Here’s a list of reasons why your savings account may not be saving your money:
Low returns
Savings accounts offer nominal rates of interest on the saved corpus. Generally, savings account interest rates range from 2.5%-3%. This limited interest yield makes savings accounts not a good option for those who wish to fulfil the goal of wealth creation.
Opportunity cost
By keeping your saved funds in a savings account with lower yields, you might be missing out on investment opportunities that could offer potentially higher returns. This is another reason why your savings account may not be saving your money.

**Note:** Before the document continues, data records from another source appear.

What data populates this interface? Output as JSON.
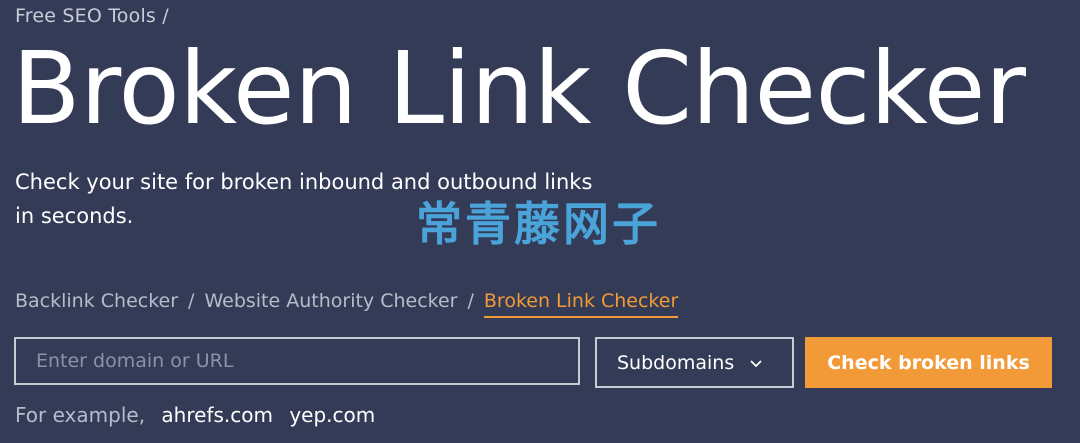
{
  "breadcrumb": {
    "text": "Free SEO Tools /"
  },
  "title": "Broken Link Checker",
  "subtitle": {
    "line1": "Check your site for broken inbound and outbound links",
    "line2": "in seconds."
  },
  "watermark": "常青藤网子",
  "tool_nav": {
    "items": [
      {
        "label": "Backlink Checker"
      },
      {
        "label": "Website Authority Checker"
      },
      {
        "label": "Broken Link Checker",
        "active": true
      }
    ],
    "separator": "/"
  },
  "search": {
    "placeholder": "Enter domain or URL",
    "value": ""
  },
  "scope_select": {
    "selected": "Subdomains",
    "icon": "chevron-down-icon"
  },
  "submit": {
    "label": "Check broken links"
  },
  "examples": {
    "prefix": "For example,",
    "items": [
      "ahrefs.com",
      "yep.com"
    ]
  },
  "colors": {
    "background": "#333b56",
    "accent": "#f29a37",
    "muted_text": "#b7bcca",
    "watermark": "#4aa3d9"
  }
}
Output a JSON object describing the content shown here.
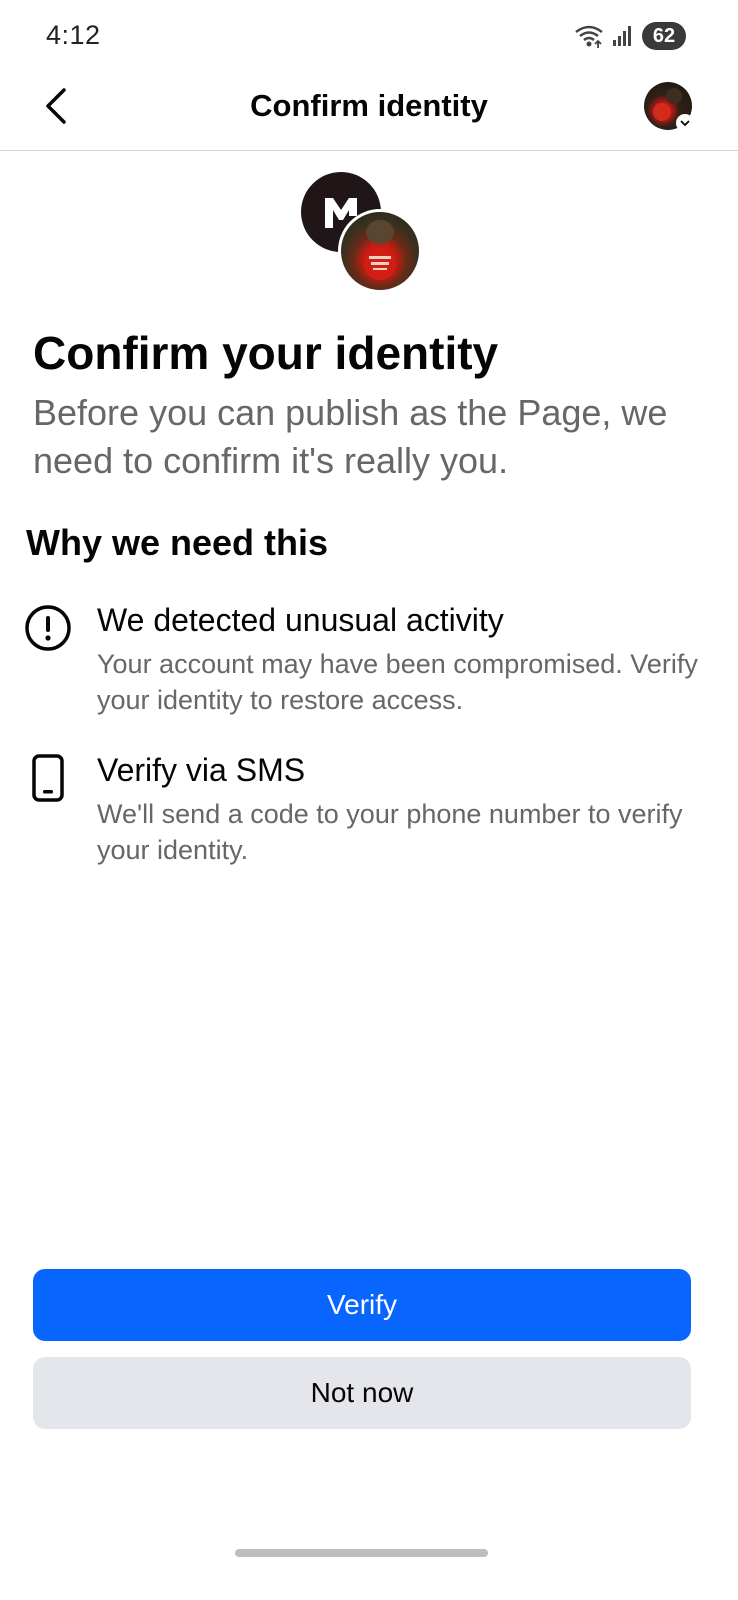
{
  "status_bar": {
    "time": "4:12",
    "battery_level": "62",
    "icons": [
      "wifi-icon",
      "signal-icon",
      "battery-icon"
    ]
  },
  "header": {
    "title": "Confirm identity",
    "back_icon": "chevron-left-icon",
    "avatar_icon": "avatar"
  },
  "content": {
    "heading": "Confirm your identity",
    "subheading": "Before you can publish as the Page, we need to confirm it's really you.",
    "section_heading": "Why we need this",
    "reasons": [
      {
        "icon": "exclamation-circle-icon",
        "title": "We detected unusual activity",
        "description": "Your account may have been compromised. Verify your identity to restore access."
      },
      {
        "icon": "phone-icon",
        "title": "Verify via SMS",
        "description": "We'll send a code to your phone number to verify your identity."
      }
    ]
  },
  "actions": {
    "primary_label": "Verify",
    "secondary_label": "Not now"
  },
  "colors": {
    "primary": "#0866ff",
    "secondary_bg": "#e4e6eb",
    "muted_text": "#65676b"
  }
}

Savings accounts generally have minimum balance requirements, which means you must divert funds to meet these requirements instead of investing them in liquid funds or other avenues to earn higher returns.
Loss of purchasing power
Keeping your surplus funds stored away in a savings account may offer capital safety, but inflation can erode the value of the stored funds over time. As inflation rises, the purchasing power of your savings diminishes, meaning the same amount of money buys less in the future. In simple words, the low interest rates of a savings account cannot outpace inflation, resulting in the gradual loss of value. This is another way your savings account is not actually saving your money.
Forfeiture of tax benefits
Capitalising on tax benefits is one of the best ways to save money. However, savings accounts do not offer many tax benefits. In India, you can claim a tax deduction of up to Rs. 10,000 on the interest earned in a savings account u/s 80TTA of the Income Tax Act. Investing your surplus in tax-efficient instruments like 5-year FDs, PPF, and NPS may be better for maximising tax benefits.